Mas, o que precedeu é indispensável para a compreensão do resto.
* * *
O autor do
livro relata um diálogo entre Clive e certa moça. Ela procura, fazendo valer as
razões da honra e do patriotismo, levar Clive novamente às fileiras militares.
Ele, entretanto, revoltado contra o governo inglês, assim se exprime quanto ao
fracasso de Dunkerque:
"Nós
estávamos na França com espingardas e
baionetas, metralhadoras e artilharia. Mas Hitler estava com tanques aos
milhares. Com milhares de aviões, com divisões motorizadas. E ainda mais, com
técnica nova para o emprego dessas armas superiores. Por que nos puseram em
circunstâncias tão desiguais? Os nossos mandões não sabiam disso? Podem as
almas dos moribundos, dos feridos, perdoar ignorância tão culposa?"
E acrescenta:
"Os nossos
próprios feridos foram triturados em massa informe e irreconhecível sob as
engrenagens dos tanques, antes quase de as inúteis espingardas lhe caírem das
mãos, diante dos meus olhos, que os viram. E quem fez isso? Quem mandou os nossos
corpos arremeterem contra o aço? Quem nos despachou com armas e técnicas tão
fora de uso como os uniformes vermelhos da guerra dos boers?
Quem ignorou as lições da guerra polonesa, tão fáceis de aprender?"
Evidentemente,
a traição é sempre uma traição, a deserção é sempre uma deserção, a infâmia é
sempre uma infâmia. A Inglaterra de hoje já não é a
Inglaterra de Chamberlain e dos guarda-chuvas, e nada
poderia justificar que Clive retornasse ao Exército inglês logo depois de Dunkerque, aliás, em fase de franca reconstituição
e reerguimento. Mas, tudo isto posto, quem não
sentiria confranger-se o coração ante tão dramática narração, evidentemente
pintada com as cores do mais veraz realismo?
* * *
Mas, se nosso
coração se confrange, nossa inteligência é forçada a formular uma pergunta.
Quem foi o culpado de tão grande catástrofe que afetou milhares de vidas? Algum
feitor de chibata em punho? Algum indivíduo cheio de perfídia e de crueldade?

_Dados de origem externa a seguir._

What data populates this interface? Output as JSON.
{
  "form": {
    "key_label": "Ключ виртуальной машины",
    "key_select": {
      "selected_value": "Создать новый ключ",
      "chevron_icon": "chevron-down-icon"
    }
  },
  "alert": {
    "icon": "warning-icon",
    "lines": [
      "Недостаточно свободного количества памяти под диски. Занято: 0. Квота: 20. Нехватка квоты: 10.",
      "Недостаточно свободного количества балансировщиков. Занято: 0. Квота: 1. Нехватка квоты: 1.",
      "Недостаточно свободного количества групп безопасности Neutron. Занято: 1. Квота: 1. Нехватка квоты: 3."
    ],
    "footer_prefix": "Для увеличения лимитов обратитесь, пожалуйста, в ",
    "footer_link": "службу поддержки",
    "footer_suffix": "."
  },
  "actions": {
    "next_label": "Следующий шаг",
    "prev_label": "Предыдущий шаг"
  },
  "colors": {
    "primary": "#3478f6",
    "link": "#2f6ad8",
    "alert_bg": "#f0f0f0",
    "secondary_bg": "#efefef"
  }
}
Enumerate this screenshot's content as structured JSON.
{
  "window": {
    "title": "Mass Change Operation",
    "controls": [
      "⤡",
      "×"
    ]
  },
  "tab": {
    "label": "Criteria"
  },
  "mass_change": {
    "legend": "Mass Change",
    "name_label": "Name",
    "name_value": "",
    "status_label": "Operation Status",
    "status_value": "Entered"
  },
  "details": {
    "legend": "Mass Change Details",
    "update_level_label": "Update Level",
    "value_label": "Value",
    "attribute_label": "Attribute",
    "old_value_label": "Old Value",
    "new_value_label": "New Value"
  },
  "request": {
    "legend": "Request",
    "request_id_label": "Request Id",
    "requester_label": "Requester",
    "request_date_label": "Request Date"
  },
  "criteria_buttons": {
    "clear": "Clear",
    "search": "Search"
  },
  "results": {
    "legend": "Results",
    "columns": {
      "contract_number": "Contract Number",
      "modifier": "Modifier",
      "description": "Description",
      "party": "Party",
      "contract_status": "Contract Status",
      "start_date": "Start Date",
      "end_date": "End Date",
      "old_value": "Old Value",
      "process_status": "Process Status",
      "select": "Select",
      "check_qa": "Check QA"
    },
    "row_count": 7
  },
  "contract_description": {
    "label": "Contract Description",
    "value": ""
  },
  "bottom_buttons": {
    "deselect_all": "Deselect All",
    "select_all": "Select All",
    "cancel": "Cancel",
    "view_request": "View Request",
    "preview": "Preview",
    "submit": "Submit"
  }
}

Não, não foram nem a perfídia nem a crueldade as autoras destas ruínas. Foi a
bondade! Não a bondade como a define e descreve a Santa Igreja, mas aquela
bondade sentimental, romântica, puramente natural e carnal que intoxica hoje os
meios católicos e não católicos, a bondade (...) dos pacifismos
imoderados, a bondade criminosamente estúpida, abominavelmente imprevidente de
um Chamberlaim e de todos aqueles
que aplaudiram as proezas do herói do guarda-chuva.
Conta-se que
certa vítima da Revolução Francesa, passando por perto da estátua da Liberdade
quando os republicanos a levavam à guilhotina, exclamou: "Oh, liberdade, quantos crimes se cometem em teu nome!"
Se se fizesse hoje o balanço dos crimes e dos males
que ocorrem, ver-se-ia que muito mais numerosas são as pessoas responsáveis por
uma bondade sentimental do que as responsáveis por maldade diabólica.
Homens
"bons", contemplai o mundo de hoje com suas ruínas e suas misérias:
tudo isto em grande parte é obra vossa. Não soubestes ser bons como Cristo, que
tanto sabia curar quanto ferir com o azorrague os vendilhões. Fechastes
criminosamente os olhos às perfeições da Justiça
divina. Regozijai-vos com o fruto desta apostasia, mas, pelo amor de Deus, não
digais que é por vossa palavra desbotada e mole que se pode anunciar ao mundo a
verdadeira caridade de Cristo, a verdadeira doutrina de Sua Igreja.
* * *
O Sr. Hori, porta-voz do Ministério do Exterior do Japão,
fez declarações segundo as quais continuam inalteradas as relações entre o
Império nipônico e a Rússia, acrescentando em seguida, textualmente, que "se a Rússia
participar da coalisão contra os países signatários
do pacto anti-komintern, nossas relações com ela
serão bem diferentes".
Curioso! Há um
pacto anti-komintern, e o único país que não se
filiou claramente à coalisão das potências
signatárias de tal pacto é a própria Rússia!
* * *
Certo jornal
desta capital publicou na seção de "a pedidos", um oportuníssimo artigo contra as manobras da quinta-coluna no Brasil.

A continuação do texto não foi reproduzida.